There is also a set target for the number of in-person meetings and Skype conference calls and the ability to track ‘unique’ ideas generated in meetings. No meetings are arranged for market colour or general updates and banks are rewarded for bringing forth creative intellectual property.
Joel Combs, Director in Corporate Finance, added: “The team is now in the midst of leveraging Microsoft’s cloud-based business intelligence technology, Power BI, to create visual and dynamic representations that can quickly tell them how productive these investments are.”
Table 1: Approach to Tiers
Tier |
Title |
Coverage breadth |
Area depth |
Two-way relationship engagement |
1 |
Top relationship bank |
High |
High |
High |
2 |
Key partner bank |
Moderate |
High |
Moderate |
3 |
Partner |
Low |
Moderate |
Low |
4 |
Limited partner bank |
Low |
Constrained |
Low |
5 |
Very limited partner |
Low |
Low |
Low |
S |
Diversity |
|
|
|
Source: Microsoft
Chad Becker, Group Manager, says: “For the banks, this solution has allowed them to invest their time and energy in coming up with creative ideas rather than wasting paper materials to publish ‘market colour’ binders which are out of date the minute they are published. Even in this short period, using this new approach we have come away with several ideas and we are looking forward to some ground breaking innovations, generated from a greener approach.”
Best practice and innovation
The team is consistently using the ‘bank relationship tracker’ to monitor the time spent with each bank against their maximum target for that tier of bank. Creative or value-add ideas that the bank present, tangible benefits from deploying these creative ideas and expectation setting with banks are also tracked.

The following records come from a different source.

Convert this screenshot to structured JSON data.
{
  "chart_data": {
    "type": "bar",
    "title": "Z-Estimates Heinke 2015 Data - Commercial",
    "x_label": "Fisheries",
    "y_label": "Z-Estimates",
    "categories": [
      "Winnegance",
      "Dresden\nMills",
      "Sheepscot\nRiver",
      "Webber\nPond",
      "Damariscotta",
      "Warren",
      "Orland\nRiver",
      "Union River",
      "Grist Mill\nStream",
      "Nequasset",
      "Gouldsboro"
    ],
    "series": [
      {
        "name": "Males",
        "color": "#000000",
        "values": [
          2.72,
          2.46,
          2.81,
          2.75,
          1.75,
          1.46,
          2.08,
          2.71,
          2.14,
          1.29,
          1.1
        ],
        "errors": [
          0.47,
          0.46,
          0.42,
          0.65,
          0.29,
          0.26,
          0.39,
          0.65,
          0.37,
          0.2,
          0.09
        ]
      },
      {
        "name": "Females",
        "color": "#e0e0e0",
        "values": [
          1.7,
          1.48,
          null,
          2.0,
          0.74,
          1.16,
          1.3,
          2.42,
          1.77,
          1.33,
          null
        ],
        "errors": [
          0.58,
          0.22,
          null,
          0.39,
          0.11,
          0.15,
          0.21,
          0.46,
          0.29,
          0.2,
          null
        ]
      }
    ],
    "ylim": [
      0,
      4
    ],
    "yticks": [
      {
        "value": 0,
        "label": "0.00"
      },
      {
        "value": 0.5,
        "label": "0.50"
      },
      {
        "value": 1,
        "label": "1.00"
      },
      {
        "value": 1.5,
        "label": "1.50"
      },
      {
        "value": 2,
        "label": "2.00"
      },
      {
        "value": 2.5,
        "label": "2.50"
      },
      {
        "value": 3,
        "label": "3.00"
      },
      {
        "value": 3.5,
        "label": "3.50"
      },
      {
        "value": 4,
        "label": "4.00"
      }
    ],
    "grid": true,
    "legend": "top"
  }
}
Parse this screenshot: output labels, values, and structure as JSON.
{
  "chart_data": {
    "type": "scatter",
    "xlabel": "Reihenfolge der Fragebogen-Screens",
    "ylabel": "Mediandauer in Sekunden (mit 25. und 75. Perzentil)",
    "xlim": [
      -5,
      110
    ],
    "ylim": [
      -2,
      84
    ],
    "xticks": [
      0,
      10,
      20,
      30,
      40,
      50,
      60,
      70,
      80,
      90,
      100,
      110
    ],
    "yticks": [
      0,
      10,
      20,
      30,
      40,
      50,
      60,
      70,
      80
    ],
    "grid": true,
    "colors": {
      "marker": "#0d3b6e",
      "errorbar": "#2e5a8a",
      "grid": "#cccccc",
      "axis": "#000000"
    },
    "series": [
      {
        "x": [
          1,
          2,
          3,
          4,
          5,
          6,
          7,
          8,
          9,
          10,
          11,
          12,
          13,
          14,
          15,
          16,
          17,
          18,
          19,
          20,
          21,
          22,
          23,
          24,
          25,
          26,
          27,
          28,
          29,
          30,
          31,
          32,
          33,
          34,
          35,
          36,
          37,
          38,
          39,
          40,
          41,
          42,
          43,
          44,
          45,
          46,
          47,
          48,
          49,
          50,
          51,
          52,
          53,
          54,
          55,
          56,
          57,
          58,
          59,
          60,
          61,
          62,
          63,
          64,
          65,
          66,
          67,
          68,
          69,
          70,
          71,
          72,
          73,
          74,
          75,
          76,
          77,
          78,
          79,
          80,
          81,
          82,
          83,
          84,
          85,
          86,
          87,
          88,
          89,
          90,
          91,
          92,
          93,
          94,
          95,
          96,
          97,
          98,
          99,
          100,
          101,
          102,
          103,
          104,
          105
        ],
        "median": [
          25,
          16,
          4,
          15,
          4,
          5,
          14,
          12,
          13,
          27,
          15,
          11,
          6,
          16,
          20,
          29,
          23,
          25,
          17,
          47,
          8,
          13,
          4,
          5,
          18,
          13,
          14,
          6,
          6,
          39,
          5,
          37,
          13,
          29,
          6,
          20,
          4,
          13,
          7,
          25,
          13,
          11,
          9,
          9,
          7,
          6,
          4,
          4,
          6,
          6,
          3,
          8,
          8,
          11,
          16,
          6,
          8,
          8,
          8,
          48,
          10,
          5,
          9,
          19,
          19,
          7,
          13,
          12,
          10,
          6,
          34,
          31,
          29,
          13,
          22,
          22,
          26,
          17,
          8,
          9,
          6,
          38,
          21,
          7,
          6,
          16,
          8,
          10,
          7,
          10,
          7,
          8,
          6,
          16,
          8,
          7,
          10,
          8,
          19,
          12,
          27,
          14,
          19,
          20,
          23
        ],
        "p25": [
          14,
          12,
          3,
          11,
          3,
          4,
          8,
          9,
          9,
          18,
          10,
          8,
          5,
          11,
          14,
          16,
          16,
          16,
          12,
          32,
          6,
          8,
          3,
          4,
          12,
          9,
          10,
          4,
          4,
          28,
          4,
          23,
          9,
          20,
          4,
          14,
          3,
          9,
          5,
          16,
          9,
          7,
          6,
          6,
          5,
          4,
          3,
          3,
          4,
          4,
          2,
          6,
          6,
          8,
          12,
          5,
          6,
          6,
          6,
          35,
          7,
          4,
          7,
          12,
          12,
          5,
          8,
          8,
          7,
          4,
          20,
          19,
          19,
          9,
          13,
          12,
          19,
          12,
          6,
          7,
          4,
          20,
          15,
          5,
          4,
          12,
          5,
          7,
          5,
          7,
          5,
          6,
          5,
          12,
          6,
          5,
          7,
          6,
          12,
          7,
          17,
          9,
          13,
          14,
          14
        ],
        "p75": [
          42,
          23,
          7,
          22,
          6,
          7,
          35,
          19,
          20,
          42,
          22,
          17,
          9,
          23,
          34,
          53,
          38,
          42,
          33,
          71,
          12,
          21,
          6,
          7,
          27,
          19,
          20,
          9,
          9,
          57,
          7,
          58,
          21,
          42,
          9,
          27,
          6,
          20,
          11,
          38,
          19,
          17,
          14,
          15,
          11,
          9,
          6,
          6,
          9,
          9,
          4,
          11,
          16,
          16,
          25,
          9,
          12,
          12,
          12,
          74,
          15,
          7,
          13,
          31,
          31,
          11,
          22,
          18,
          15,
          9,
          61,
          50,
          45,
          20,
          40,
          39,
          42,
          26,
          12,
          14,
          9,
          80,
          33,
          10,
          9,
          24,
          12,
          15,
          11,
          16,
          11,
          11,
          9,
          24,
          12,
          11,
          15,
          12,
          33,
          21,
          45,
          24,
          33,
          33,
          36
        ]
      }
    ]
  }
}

George Zinn, Corporate Vice President and Treasurer said: “Perhaps most importantly though, Microsoft has seen an improvement in job satisfaction of team members since they no longer sit through meetings with five banks in a week, hearing the same market update five times. Instead, they are working on high priority projects and adding value to Microsoft.” He added that banks benefit because they are no longer focused on operational updates and instead can deliver strategic and value-add ideas that are unique and increase probability of productive engagement.
Key benefits
- Higher ROI on time spent in meetings.
- Clarity on expectations and desired outcomes for their banks and for the team.
- Added focus on unique value-add ideas that the banks can provide to distinguish themselves.
- Enhancing job satisfaction of the team.
- Encouraging green business practices and reducing travel expenses.
- Leveraging Microsoft’s cloud-based business intelligence technology, Power BI, to drive business insights.